Data preparation and cleaning

The articles whose number of characters were between 500 and 1100 characters were extracted, and then pre-processing operations related to cleaning and sorting and data normalization were done using the digest library.

Creating a program to facilitate the creation of questions

In order to collect questions, a strong, fast and user-friendly user interface was needed so that the required questions could be easily extracted, so for this purpose, the following software was created. The name of this software was named QAProject (Question Selection for Papers).

Preparation of questions

Sample of the Article, Question And Answer: " یغوارد (به ارمنی: ԵՂՎԱՐԴ) یک شهر در غرب ارمنستان است که در استان کوتایک واقع شده است. در کیلومتری شمال هرازدان، مرکز استان کوتایک واقع شده است. کلمه یغوارد از دو کلمه ارمنی یغی () به معنی (عطر یا بو) و وارد () به معنی (گل رز) مشتق شده است. به عقیده آرام غانالانیان پژوهشگر و ارمنی شناس نامگذاری یغوارد به دلیل وجود یک جنگل وسیع در این منطقه است که از انواع گل رز و سایر گل‌های با عطر زیاد پوشیده شده است یغوارد از کهن‌ترین اقامتگاه‌های بشری در منطقه است و در آن آثار معماری زیادی یافت می‌شود. یغوارد ۷ کیلومتر مربع مساحت دارد. یغوارد در جنوب کوه آرایی در ارتفاع ۱۳۳۳ متری از سطح دریا واقع شده است. این شهر در ۱۵ کیلومتری ایروان پایتخت جمهوری ارمنستان قرار گرفته است کلیسای یغوارد بنا شده در ۱۳۰۱ تنها بنای حفظ شده تاریخی در یغوارد می‌باشد. اف سی یغوارد یک باشگاه فوتبال بود و نماینده این شهرک در بین سال‌های ۱۹۸۶ تا ۱۹۹۶ بود و به دلایل مشکلات مالی منحل شد. سوال 1: یغوارد در کدام کشور قرار دارد؟ ارمنستان سوال2: شهر یغوارد در کدام قسمت از ارمنستان واقع است؟ غرب سوال 3: شهر یغوارد در کدام استان قرار دارد؟ پاسخ: کوتایک سوال 4: یغوارد چقدر مساحت دارد؟ پاسخ: ۷ کیلومتر مربع سوال 5: شهر یغوارد در چه فاصله ای از ایروان واقع است؟ پاسخ: ۱۵ کیلومتری"
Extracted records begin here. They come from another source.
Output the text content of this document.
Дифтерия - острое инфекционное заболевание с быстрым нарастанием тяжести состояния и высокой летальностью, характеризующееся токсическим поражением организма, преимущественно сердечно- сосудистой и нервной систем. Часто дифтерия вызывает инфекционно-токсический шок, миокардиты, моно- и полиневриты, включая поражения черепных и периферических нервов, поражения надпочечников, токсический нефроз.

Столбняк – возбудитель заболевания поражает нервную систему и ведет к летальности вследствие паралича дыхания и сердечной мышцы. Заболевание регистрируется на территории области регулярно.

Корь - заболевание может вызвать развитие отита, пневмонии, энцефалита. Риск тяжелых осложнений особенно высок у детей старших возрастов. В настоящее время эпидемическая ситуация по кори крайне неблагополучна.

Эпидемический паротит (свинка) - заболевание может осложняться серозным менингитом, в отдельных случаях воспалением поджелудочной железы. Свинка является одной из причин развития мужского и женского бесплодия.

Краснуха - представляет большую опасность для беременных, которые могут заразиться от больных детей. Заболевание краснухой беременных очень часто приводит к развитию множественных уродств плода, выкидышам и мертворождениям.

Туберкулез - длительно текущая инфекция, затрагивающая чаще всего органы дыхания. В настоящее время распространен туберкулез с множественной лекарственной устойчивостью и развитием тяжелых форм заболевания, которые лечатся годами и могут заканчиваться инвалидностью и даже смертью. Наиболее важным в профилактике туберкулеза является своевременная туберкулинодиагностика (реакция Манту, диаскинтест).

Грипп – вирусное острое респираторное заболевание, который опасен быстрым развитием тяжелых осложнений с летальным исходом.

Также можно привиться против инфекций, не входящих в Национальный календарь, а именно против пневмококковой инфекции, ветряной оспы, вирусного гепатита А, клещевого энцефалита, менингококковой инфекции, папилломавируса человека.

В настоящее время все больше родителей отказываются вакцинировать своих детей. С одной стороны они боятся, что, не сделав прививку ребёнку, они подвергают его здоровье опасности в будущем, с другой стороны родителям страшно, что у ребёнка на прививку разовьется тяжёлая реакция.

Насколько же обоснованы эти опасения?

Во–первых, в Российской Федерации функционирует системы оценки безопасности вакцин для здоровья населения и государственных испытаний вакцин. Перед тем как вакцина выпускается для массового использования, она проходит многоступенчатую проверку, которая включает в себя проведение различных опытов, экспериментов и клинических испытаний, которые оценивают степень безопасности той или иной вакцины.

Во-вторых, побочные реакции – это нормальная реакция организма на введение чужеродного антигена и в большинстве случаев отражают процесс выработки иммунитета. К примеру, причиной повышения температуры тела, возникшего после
The total number of extracted questions is more than 10,000 pairs of questions and answers, which are extracted from the text by comprehension and conceptually. In this set of questions, it has been carefully noted that the answer to the question must be extractable from the text, and for the questions that the system must know that it does not know the answer to, 153 questions have been recorded in version 1; Therefore, the number of questions containing answers is 9847 pairs in Version 1.

In this data, the lowest number of questions extracted from the articles is 1, the highest number of questions extracted from the article is 12, and the average question extracted from each article is 3.7.

##Things that have been observed in the preparation of questions:

  • In choosing the answer, try to choose the lowest possible answer.

  • In preparing answers with prefixes such as Ms., Mr., Haji, Engineer, General, etc., they are selected as part of the answer.

  • Prefixes such as year, city, etc., if they were in the text of the question, are not considered in the answer.

  • Suffixes such as meter, milliliter, kilometer, a million, lunar, solar, millimeter, etc. are also considered part of the answer, if these words are not present in the text of the question itself.

  • Words that express approximations such as approximately, approximately, more than close to and... if they are not mentioned in the question, they are considered as part of the answer in the answer.

  • Full reflection of the text used in the quotation. In extracting, it has been tried to use different types of questions, including possessive, time, why, where, what, how, how, why, which, etc.

  • In preparing the questions, questions with several connections have been used, for example, in the question it is said "What is the occupation of the father of the author of the article?", while in the text of the article, the name of the person is mentioned and the person's father is mentioned, and then the occupation of his father is discussed.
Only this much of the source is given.